The European Parliament is the only body directly elected by citizens in the European Union, and the 24 May elections will allow voters in Malta and the other 27 member states to choose the representatives who will shape and decide future legislation.

For many years, European Parliament was simply a talking shop and a purely consultative body. But since EU citizens started electing their representatives and thanks to the active work of MEPs, it has been able to secure greater powers and acquire the status of equal partner in co-decision with the Council in areas covering three quarters of Community legislation.

Following the Lisbon Treaty, MEPs were vested with greater powers and they can now negotiate legislation with the Council, made up of national government ministers, in what is called co-decision.

The co-decision process, by which a law is only passed when approved by both bodies, applies to pivotal legislation areas including agriculture, the single market, consumer rights, regional aid, workers’ rights, asylum and migration, and the environment.

Although the European Parliament has been given more powers, most EU legislation still originates from the unelected European Commission.

But MEPs can nonetheless press the Commission to legislate on particular issues.

They can also act on issues raised by voters who petition them directly, as happened in the case of the Anti-Counterfeit Trade Agreement (ACTA) and the fisheries reform, where public pressure made a big impact.

MEPs also have the power to sanction EU trade agreements with non-EU countries and the accession of new member states.

Moreover, despite being elected directly by voters, the parliament does not function like national parliaments, which are made up of a government and opposition parties, or a single opposition party in Malta’s case.

Under the Lisbon Treaty, the parliament’s co-decision powers were enhanced, to give it a bigger say over agriculture and the budget, but the composition of the new parliament will most probably hold a decisive influence on the future of the EU – particularly if, as expected, there is a surge in the number of Eurosceptic MEPs.

With the possibility of a bigger presence of Eurosceptic MEPs representing a wide range of parties such as the far-right National Front in France and the populist 5-Star Movement led by Beppe Grillo in Italy, the European Parliament could embark on a different direction, with bigger autonomy being granted to member states.

How does Parliament function?

Plenary sittings are chaired and overseen by the President of the European Parliament. 

The president’s signature is required for enacting most EU laws and the EU budget and is normally divided between the two major political parties, the European People’s Party and the Socialists.

In the last legislature the post was shared by EPP member Jerzy Buzek and S&D MEP Martin Schulz.
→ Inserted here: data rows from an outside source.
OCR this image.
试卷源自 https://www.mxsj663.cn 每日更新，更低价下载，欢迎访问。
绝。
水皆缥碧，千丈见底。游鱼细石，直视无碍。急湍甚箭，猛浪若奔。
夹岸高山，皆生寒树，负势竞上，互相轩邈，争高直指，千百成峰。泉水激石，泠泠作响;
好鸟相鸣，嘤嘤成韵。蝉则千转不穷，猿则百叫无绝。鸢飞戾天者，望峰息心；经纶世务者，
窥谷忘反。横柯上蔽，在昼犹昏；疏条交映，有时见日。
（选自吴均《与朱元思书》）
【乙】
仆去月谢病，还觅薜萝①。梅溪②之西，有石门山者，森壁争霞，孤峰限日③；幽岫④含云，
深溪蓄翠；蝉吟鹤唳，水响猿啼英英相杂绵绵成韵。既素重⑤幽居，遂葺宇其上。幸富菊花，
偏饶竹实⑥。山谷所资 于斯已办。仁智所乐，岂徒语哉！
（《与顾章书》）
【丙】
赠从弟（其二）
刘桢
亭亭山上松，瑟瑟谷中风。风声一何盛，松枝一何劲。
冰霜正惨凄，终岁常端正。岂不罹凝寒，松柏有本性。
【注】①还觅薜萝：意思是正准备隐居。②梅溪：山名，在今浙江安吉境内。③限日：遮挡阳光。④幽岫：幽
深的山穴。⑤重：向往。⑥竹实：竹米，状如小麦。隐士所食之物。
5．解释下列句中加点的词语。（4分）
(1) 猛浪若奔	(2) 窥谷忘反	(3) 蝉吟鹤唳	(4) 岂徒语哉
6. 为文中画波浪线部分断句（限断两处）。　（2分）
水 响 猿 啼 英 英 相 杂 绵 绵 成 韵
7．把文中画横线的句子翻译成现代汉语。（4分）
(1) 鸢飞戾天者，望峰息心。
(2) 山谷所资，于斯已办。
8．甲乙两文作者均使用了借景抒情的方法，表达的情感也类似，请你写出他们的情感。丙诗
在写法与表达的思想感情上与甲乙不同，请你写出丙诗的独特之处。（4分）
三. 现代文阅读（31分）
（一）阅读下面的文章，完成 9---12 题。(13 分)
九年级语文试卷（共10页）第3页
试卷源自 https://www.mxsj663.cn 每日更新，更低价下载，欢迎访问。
Fourteen vice-presidents, who can take over the chair if necessary, assist the President in carrying out the required duties.
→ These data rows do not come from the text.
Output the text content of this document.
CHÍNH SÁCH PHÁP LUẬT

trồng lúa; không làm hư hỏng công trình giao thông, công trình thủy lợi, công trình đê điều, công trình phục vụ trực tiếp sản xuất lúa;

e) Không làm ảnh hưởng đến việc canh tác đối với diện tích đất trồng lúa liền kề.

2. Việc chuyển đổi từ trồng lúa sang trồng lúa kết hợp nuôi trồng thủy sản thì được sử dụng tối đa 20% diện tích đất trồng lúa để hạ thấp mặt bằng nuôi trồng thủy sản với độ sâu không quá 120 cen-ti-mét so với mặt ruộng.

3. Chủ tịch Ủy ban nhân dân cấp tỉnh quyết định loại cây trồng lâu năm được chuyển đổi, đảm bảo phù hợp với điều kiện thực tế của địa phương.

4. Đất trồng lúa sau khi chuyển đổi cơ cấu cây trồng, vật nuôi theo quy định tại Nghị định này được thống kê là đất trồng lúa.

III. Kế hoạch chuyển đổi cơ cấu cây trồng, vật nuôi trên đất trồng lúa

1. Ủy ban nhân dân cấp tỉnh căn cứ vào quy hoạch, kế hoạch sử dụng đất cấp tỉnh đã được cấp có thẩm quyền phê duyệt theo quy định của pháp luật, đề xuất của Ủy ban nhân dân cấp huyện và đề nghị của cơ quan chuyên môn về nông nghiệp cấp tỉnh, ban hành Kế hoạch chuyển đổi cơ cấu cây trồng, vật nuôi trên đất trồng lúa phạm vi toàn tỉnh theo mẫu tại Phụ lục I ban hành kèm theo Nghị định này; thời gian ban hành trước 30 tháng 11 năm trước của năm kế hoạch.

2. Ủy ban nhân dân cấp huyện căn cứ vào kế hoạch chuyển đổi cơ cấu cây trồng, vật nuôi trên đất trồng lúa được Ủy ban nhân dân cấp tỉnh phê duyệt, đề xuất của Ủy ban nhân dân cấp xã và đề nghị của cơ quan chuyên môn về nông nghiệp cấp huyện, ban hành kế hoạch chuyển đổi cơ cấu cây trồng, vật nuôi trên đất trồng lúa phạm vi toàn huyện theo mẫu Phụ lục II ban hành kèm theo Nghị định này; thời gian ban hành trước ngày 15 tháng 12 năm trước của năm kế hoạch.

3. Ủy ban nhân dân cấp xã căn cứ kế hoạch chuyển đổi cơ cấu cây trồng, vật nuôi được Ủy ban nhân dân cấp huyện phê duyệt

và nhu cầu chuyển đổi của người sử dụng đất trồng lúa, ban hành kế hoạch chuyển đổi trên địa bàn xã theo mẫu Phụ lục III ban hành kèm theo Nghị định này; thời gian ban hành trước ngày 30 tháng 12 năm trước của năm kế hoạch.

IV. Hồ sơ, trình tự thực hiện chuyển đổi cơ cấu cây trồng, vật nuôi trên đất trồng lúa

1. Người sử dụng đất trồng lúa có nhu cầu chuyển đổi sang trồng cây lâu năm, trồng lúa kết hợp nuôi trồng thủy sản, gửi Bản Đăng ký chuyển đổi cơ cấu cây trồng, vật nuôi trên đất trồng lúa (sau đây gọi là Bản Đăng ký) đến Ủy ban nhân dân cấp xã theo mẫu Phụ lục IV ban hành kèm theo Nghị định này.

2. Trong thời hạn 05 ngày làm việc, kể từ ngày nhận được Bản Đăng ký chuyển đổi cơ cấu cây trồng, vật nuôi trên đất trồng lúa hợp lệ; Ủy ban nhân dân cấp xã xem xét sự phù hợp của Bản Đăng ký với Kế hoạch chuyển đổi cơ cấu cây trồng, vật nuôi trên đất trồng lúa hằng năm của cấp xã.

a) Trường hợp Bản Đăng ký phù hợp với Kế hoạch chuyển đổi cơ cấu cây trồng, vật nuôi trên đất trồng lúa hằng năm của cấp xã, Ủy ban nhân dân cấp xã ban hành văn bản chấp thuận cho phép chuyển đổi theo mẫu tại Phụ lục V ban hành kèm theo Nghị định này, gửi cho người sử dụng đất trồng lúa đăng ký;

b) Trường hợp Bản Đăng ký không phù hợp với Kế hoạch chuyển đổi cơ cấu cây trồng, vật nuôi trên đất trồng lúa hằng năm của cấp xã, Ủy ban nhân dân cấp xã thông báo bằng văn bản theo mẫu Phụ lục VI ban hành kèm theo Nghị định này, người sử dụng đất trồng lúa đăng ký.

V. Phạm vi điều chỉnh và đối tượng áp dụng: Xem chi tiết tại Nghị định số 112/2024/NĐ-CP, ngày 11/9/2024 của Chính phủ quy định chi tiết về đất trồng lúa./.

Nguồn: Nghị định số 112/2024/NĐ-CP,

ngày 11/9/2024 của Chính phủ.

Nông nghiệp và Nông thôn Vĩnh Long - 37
The president opens plenary sittings and oversees proceedings by calling upon speakers and ensuring proper conduct. In addition, the president also directs voting procedures, putting amendments and legislative resolutions to the vote and announcing the results.
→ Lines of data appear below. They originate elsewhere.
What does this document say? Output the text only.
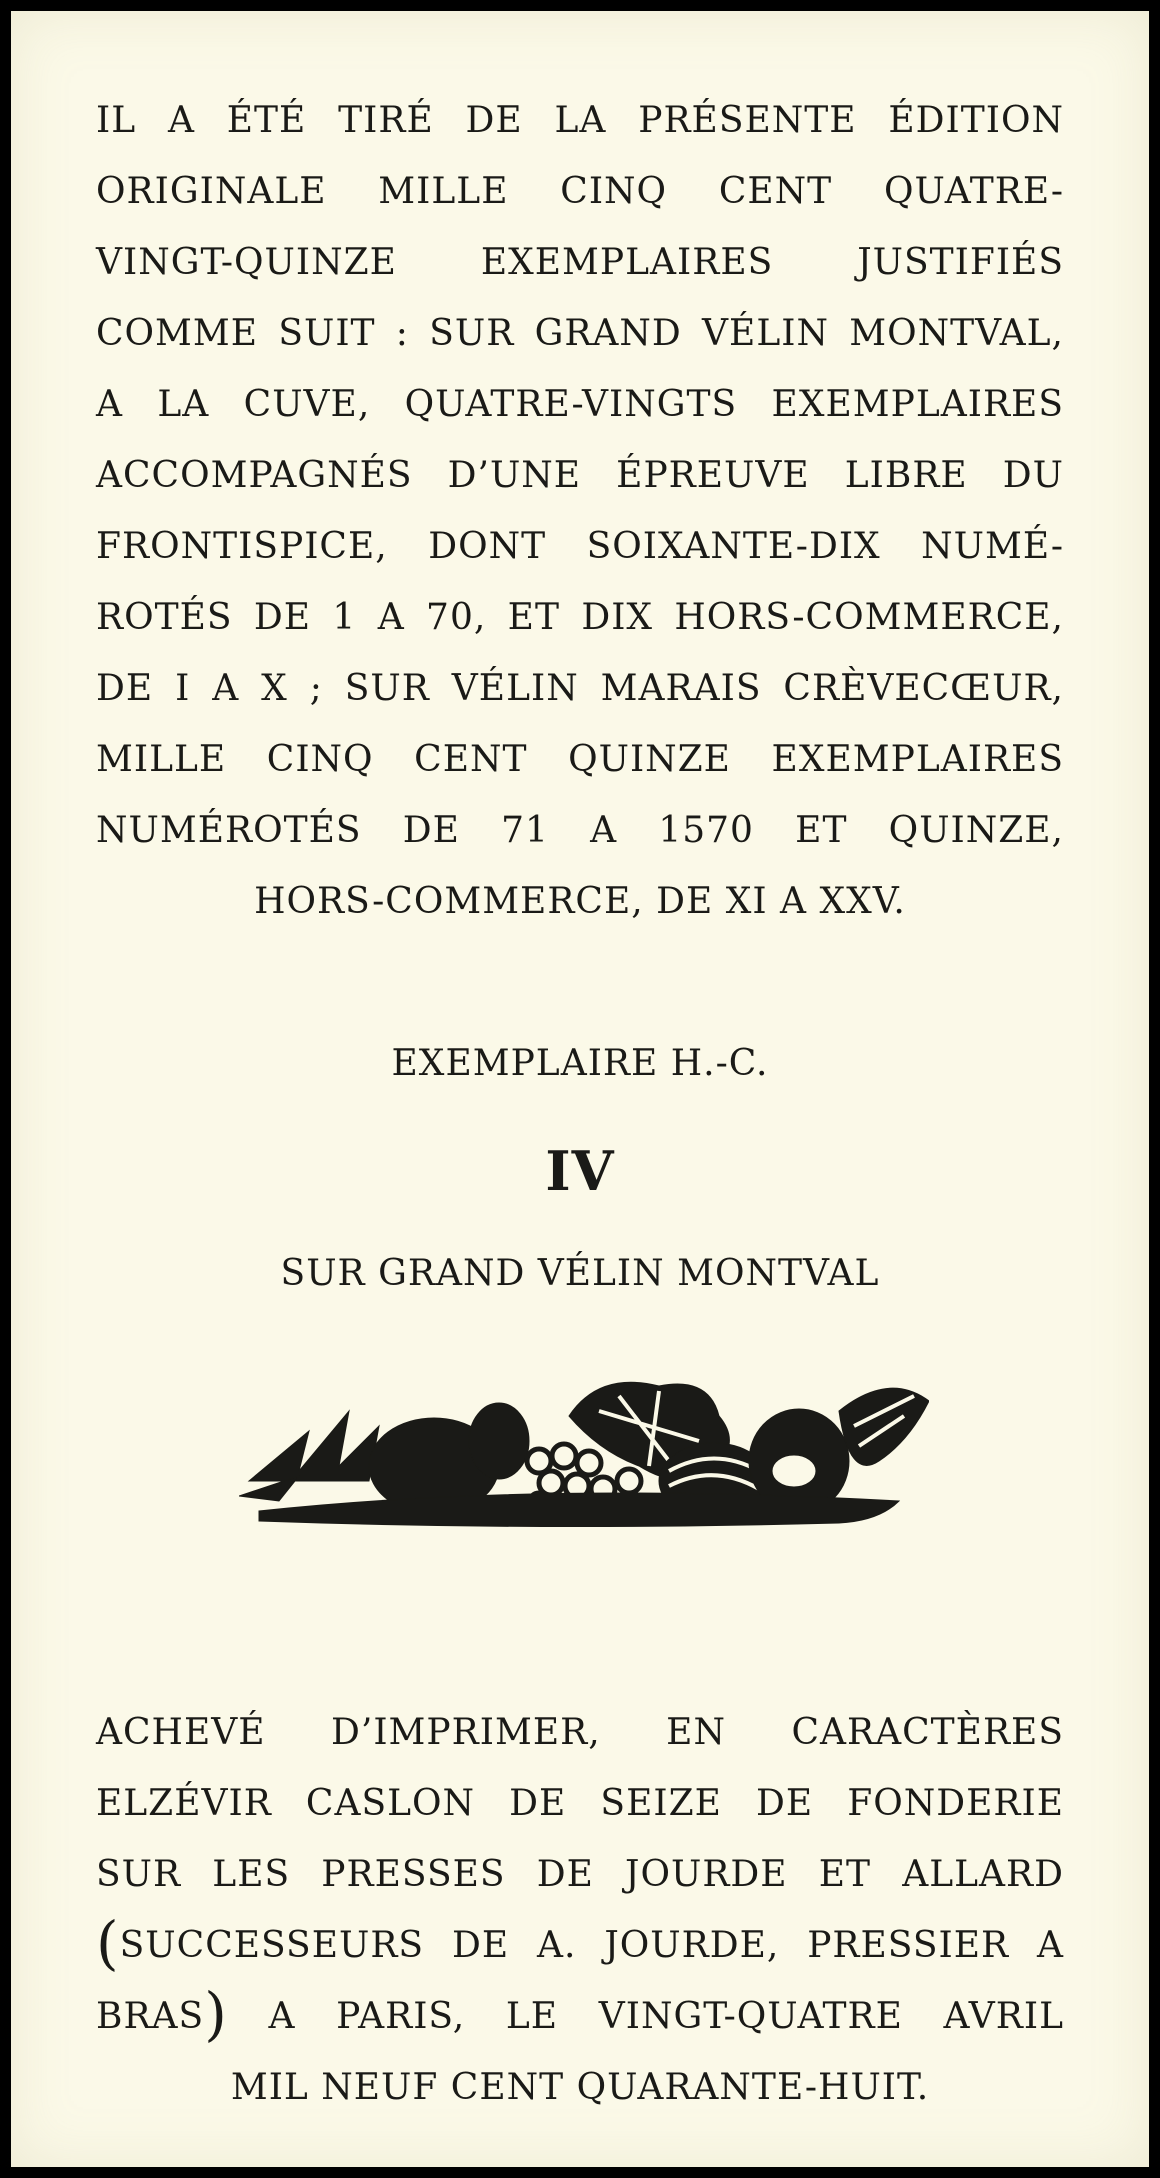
IL A ÉTÉ TIRÉ DE LA PRÉSENTE ÉDITION
ORIGINALE MILLE CINQ CENT QUATRE-
VINGT-QUINZE EXEMPLAIRES JUSTIFIÉS
COMME SUIT : SUR GRAND VÉLIN MONTVAL,
A LA CUVE, QUATRE-VINGTS EXEMPLAIRES
ACCOMPAGNÉS D’UNE ÉPREUVE LIBRE DU
FRONTISPICE, DONT SOIXANTE-DIX NUMÉ-
ROTÉS DE 1 A 70, ET DIX HORS-COMMERCE,
DE I A X ; SUR VÉLIN MARAIS CRÈVECŒUR,
MILLE CINQ CENT QUINZE EXEMPLAIRES
NUMÉROTÉS DE 71 A 1570 ET QUINZE,
HORS-COMMERCE, DE XI A XXV.
EXEMPLAIRE H.-C.
IV
SUR GRAND VÉLIN MONTVAL
ACHEVÉ D’IMPRIMER, EN CARACTÈRES
ELZÉVIR CASLON DE SEIZE DE FONDERIE
SUR LES PRESSES DE JOURDE ET ALLARD
(SUCCESSEURS DE A. JOURDE, PRESSIER A
BRAS) A PARIS, LE VINGT-QUATRE AVRIL
MIL NEUF CENT QUARANTE-HUIT.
The majority of MEPs belong to a political group, of which there are currently seven, representing all ideological currents in the EP. This number is set to grow, with Eurosceptics and populists expected to garner enough numbers to form new political groups.

Yet, a number of MEPs are not affiliated to any political group and are described as “non-attached” members. Political groups decide which issues should be included on the agenda and discussed in plenary sessions.

Parties have the power to propose amendments to the committee reports to be put to the vote, but MEPs are granted a free vote and unlike national MPs, members of the European Parliament vote against their own party.

The European Commission and the Council of the European Union also participate in plenary sittings in order to facilitate collaboration between the institutions in the diverse decision-making processes.

Upon Parliament’s request, Commission and Council representatives may be called to appear in front of MEPs and make declarations or to give an account of their activities in response to questions put to them.

The plenary agenda is drawn up in detail by the presidents of the political groups while the Conference of Committee Chairpersons can make recommendations regarding the work of the committees and the drafting of the plenary agenda.

Plenary business mainly focuses on debates and votes. Texts and declarations must be signed by a majority of MEPs to formally become acts of the European Parliament.

Text and declarations vary depending on the subject under consideration and the applicable legislative procedure. These include legislative reports, which are examined by MEPs in the framework of the various community legislative procedures such as co-decision, assent and consultation.

Only the co-decision procedure gives Parliament an equal role as legislator with the Council of the European Union, meaning certain parliamentary reports have more legislative weight than others.

Another pivotal aspect in the Parliament’s functions is the budgetary procedure. The European Parliament and the Council of the European Union make up the bloc’s budgetary authority, which determines, on an annual basis, the EU’s expenditure and revenue.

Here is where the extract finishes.